The extent to which Hoffmann resided in the Wissenschaft movement can also be seen from the criticism he received from such opponents of the movement as Samson Raphael Hirsch. Hildesheimer notes regarding Hirsch's opinion of his Rabbinical Seminary (where Hoffmann worked after leaving Hirsch's institution) that "a question certainly exists as to whether Rabbi Hirsch considers the seminary to be an Orthodox institution." Hirsch's opposition extended to Hoffmann's own work, judging Hoffmann's book Mar Samuel to contain heresies (Ellenson & Jacobs 1988).

Hoffmann's resolution of this tension between faithfulness to tradition and textual criticism is found by Ellenson & Jacobs (1988) in the following passage from the introduction to The First Mishna:

Thus, in the study of the Holy Scriptures on the one hand, we consider the authenticity and integrity to be absolute, and we can recognize as true only such results as do not question that premise. With the Mishna, on the other hand, any criticism (unless it contradicts a halachah fixed in the Talmud) as well as any research as to the age of the Mishna and the time of its expression in the extant form is not only considered permissible to us, but even required for the scientific examination of the tradition.

==Writings==
Hoffman produced the Die Erste Mishna (The First Mishna), mentioned above, a historical and linguistic analysis of the Mishnah.
Die Erste Mishna posits an early, uniform, undisputed, and therefore authoritative collection of the Oral Law, attempting to understand the historical development of the Mishnah from within itself and from rabbinic and non-rabbinic sources related to it.
In this and the below work, Hoffmann draws on his expertise in midrash halakha and Semitic languages.
For further context, see Oral Torah § In rabbinic literature and commentary.

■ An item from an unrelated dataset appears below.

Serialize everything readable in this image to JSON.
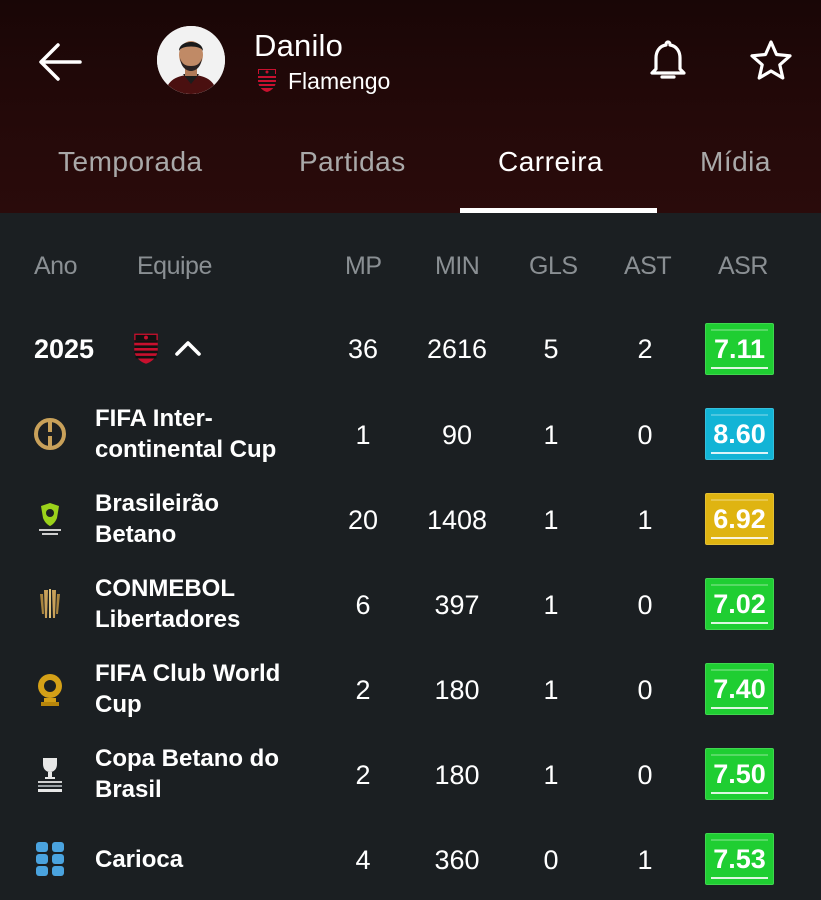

His commentary on the Pentateuch that included a translation of the text into German, is still widely cited. In it, he addresses erstwhile biblical criticism, particularly questions of God's names and of the Torah's antiquity.
The work began as a series of lectures which he gave in the Rabbinical Seminary.
Originally, commentaries on Genesis, Leviticus, and Deuteronomy were published, starting in 1904; his commentary on Exodus was published by Mossad Harav Kook only in 2010.
The commentaries on Leviticus and Deuteronomy were written by Radatz himself,
while the commentaries on Genesis and Exodus were written by his students, based on manuscripts of his lectures.

Hoffmann's Melamed Le-ho'il, are responsa on then contemporary issues, as based on historical evidence of tradition. He also published a translation of two of the orders of the Mishna into German.

Most of his writings were in German and remain so to this day. The First Mishna was translated into English, and a selection of his comments on the Passover Haggada have been published in Hebrew as well. His Pentateuch commentary was later translated into Hebrew; though today some volumes are out of print. Sefer Shemos has been recently reprinted; other volumes are available online.